The status of a bare trust has not changed.  The transfer of a policy into a bare trust should qualify as a potentially exempt transfer. Following the Finance Act 2006, whether a life policy is transferred to a discretionary trust, or an interest in possession trust, it will be a transfer to a ‘relevant property trust’, and will be a chargeable transfer for IHT. However:

  • Broadly, a charge to IHT will arise only if the value transferred is more than the nil-rate band, currently £325,000. This will depend upon the value of the policy at the date of transfer, generally its open market value. But there are special IHT valuation rules for policies provided that the minimum value of the policy is the amount of the premiums paid prior to the transfer.
  • A term policy is unlikely to have any intrinsic value.

A relevant property trust can also incur charges to IHT at up to 6% every 10 years and on capital distributions. However, broadly, at a 10-year anniversary, the trust would incur no charge if the value of the policy falls within the nil-rate band. Similarly, for a trust created within the nil-rate band, there would generally be no IHT charge on distributions during the first 10 years.

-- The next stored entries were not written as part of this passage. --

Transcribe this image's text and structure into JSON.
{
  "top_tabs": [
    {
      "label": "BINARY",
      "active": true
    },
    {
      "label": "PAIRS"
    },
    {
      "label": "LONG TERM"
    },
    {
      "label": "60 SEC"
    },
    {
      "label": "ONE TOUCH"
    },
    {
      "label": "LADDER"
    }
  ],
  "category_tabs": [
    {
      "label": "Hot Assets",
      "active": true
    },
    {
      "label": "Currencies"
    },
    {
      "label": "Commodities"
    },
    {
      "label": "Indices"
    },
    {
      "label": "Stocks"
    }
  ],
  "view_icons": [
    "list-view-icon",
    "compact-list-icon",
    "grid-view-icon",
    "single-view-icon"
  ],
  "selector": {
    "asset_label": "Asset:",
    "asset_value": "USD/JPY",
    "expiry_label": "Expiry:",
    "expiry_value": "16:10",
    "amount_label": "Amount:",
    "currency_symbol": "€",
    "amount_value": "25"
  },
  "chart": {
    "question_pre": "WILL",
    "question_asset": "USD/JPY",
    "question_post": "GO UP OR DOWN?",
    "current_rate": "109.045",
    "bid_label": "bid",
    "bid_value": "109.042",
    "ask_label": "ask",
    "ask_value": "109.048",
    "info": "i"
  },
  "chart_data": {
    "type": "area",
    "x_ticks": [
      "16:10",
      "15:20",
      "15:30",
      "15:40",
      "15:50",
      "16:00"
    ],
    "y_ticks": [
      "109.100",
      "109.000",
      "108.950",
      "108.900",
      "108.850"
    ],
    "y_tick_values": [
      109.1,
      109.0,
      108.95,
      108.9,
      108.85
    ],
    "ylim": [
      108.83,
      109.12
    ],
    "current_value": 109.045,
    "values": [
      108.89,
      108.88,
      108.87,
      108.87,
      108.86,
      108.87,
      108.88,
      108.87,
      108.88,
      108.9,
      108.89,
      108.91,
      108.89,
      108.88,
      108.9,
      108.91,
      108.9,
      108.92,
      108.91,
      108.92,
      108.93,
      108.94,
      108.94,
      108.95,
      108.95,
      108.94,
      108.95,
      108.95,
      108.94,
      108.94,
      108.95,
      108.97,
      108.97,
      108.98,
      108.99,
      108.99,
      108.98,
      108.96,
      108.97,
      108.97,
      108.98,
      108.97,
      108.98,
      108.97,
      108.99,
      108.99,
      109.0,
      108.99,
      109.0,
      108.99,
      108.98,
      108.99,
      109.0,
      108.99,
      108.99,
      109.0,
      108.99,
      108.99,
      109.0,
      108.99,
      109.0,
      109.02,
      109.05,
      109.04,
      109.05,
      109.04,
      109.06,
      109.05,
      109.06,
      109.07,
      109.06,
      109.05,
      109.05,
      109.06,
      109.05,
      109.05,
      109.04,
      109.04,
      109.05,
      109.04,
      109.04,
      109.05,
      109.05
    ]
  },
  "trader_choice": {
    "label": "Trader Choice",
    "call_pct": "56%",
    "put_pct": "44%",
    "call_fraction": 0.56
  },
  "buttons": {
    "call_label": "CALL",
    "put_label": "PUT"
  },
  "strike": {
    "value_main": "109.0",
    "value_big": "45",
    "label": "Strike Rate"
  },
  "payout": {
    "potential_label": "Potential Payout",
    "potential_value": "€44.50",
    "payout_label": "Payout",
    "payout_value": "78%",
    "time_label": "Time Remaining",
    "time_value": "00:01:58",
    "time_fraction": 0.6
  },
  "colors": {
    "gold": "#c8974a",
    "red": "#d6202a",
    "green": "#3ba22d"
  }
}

Any additions to the trust are also taken into account, and the payment of premiums on the policy can be regarded as additions for this purpose. Previous chargeable transfers made by the settlor in the seven years prior to creating the trust, and any other trusts created by that settlor on the same day, can also affect the charges.

Other issues to consider

  • Payment of premiums. An individual who pays premiums on a policy held in a trust makes a transfer of value. This transfer may be exempt either under the annual £3,000 exemption, or the normal expenditure out of income exemption. Otherwise, the premium payment on a policy held in a relevant property trust will be a chargeable transfer.
  • Problems with joint policies. Typically, both lives assured would be the original policy owners. If transferred into trust, both need to be excluded from benefit from the trust otherwise the IHT reservation of benefit provision would be infringed. If the policy is a joint life first death policy, transferring the policy into trust may not be sensible, because the surviving life assured could not benefit from the policy proceeds, since they would have been excluded from benefit under the trust.
  • Problems with single-life policies. While a single-life policy written in trust would exclude the life assured from benefit, the trust could still benefit a spouse, widow or widower without contravening the reservation of benefit rules. But if that spouse pays the premiums, such payment would be a gift under the reservation of benefit rules, resulting in the value of the policy forming part of that spouse’s estate for IHT. A spouse could be treated as paying premiums if they are paid from an account held jointly with the life assured.
  • Capital gains tax (CGT). Life policies are exempt from CGT unless they have been assigned for consideration. So normally they can be transferred into and out of trust free of CGT with no CGT on payment of the sum assured.
  • Income tax. Life policies are non-income producing assets, so there are no income tax charges on trustees. The exception is a non-qualifying life policy (a single premium insurance bond), which can generate income tax charges on a chargeable event, a policy gain arising on encashment. Where such policies are held in a UK trust, the income tax is charged on a living settlor, otherwise on the trustees.

Since the Finance Act 2006, transferring policies into trust needs careful consideration if IHT charges are to be avoided. The type of policy used may determine whether value is being transferred for IHT. Some types of policy may cause subsequent practical difficulties if transferred into trust. And, as has always been the case, care needs to be taken over who pays the premiums.